Les deux autres principaux candidats étaient tous deux des figures de centre-droit, et il est tout à fait possible qu’au second tour, lorsque le vote conservateur se consolidera vraisemblablement derrière Federico Sboarina, Tommasi sera laissé de côté dans le froid.
Pourtant, il est probable que la réputation de mains propres de Tommasi et l’impression qu’il ne volera pas la ville à l’aveugle en feront un candidat redoutable, car les Italiens sont habitués depuis longtemps à voir les politiciens se remplir les poches et celles de leurs amis sans nécessairement faire grand-chose pour le bien commun.
Voici ce qui fait de l’histoire de Tommasi une parabole politique d’intérêt général.
Lorsque Tomassi a refusé le service militaire, il a eu la possibilité de travailler à la place pour l’organisation caritative catholique Caritas.

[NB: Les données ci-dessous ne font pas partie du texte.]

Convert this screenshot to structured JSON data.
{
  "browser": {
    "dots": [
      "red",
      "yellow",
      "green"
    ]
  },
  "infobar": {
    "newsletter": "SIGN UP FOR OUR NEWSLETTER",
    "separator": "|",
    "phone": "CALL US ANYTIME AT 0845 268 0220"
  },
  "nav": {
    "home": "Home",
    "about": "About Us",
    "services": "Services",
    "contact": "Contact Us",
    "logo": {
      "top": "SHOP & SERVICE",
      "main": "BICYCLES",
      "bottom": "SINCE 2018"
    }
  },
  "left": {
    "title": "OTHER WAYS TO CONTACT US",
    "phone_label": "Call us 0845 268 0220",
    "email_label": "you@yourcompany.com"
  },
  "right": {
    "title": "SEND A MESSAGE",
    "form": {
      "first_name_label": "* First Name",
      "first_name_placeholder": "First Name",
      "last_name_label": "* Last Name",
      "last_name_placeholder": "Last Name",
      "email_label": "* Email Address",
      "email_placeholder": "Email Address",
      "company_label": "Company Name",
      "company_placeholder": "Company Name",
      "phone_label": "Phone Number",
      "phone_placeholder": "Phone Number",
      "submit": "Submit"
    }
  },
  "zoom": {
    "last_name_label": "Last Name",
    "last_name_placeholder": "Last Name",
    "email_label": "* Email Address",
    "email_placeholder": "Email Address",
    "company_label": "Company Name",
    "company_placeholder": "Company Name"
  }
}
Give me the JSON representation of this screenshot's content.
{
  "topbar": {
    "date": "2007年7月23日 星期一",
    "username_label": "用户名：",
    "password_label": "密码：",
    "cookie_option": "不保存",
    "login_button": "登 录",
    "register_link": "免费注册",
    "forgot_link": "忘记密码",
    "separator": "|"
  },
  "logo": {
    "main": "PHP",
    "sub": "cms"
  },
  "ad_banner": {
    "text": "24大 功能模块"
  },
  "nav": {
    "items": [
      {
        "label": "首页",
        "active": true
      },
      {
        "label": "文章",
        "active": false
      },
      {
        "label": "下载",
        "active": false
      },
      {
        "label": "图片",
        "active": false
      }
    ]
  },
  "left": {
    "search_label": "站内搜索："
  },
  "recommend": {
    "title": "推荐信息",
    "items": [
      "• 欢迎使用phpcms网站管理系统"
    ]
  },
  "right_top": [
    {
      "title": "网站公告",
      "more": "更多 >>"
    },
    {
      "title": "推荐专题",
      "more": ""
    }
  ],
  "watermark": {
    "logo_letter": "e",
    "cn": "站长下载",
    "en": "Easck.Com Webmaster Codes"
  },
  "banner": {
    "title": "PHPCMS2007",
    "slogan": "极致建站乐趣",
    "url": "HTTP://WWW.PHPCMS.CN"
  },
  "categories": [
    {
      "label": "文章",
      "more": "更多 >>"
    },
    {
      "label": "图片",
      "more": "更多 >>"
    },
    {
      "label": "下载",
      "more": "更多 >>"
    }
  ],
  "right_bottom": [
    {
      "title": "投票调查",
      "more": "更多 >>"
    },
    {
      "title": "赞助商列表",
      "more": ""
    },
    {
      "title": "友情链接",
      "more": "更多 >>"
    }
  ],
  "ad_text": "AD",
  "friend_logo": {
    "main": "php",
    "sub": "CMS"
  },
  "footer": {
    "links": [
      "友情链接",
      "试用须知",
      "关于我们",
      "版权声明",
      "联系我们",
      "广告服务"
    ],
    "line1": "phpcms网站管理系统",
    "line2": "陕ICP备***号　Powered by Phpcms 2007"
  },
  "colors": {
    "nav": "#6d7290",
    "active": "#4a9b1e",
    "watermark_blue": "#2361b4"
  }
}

À son tour, Caritas l’a envoyé à Telepace, un réseau de télévision catholique privé qui est plus ou moins le EWTN de l’Italie, et qui est basé à Vérone. Là, il est devenu le chauffeur personnel et le factotum du Père Guido Todeschini, une sorte de Mère Angelica du réseau, c’est-à-dire sa personnalité la plus en vue, et à peine ce que l’on pourrait appeler un libéral.
Pourtant, lorsque Tommasi a annoncé sa candidature à la mairie, voici ce que Todeschini, aujourd’hui âgé de 86 ans, avait à dire: “Damiano est un jeune homme décent, transparent et engagé envers les autres. Ce serait une source de fierté s’il devenait maire.”
En effet, le commentaire de Todeschini équivalait à une approbation, et c’est là que réside la parabole.
Ce que la situation de Tommasi suggère, c’est que même dans une époque fortement polarisée et divisée idéologiquement – et, ne vous y trompez pas, les divisions partisanes sont presque aussi toxiques en Italie qu’aux États – Unis ou ailleurs-la décence personnelle, la gentillesse et l’intégrité peuvent encore transcender ces lignes de fracture et rassembler les gens.
Dans ce cas, il est particulièrement inspirant que ces qualités personnelles soient apparemment enracinées dans une foi catholique sincère – ce qui, puisque le mot même “catholique” signifie “universel”, est en quelque sorte approprié.
On ne sait pas encore quel peut être le destin politique de Damiano Tommasi. Pour aujourd’hui, cependant, son succès surprenant semble être une histoire de bien-être … et dans un moment profondément pénible pour la vie politique dans de nombreuses régions du monde, cela suffit peut-être.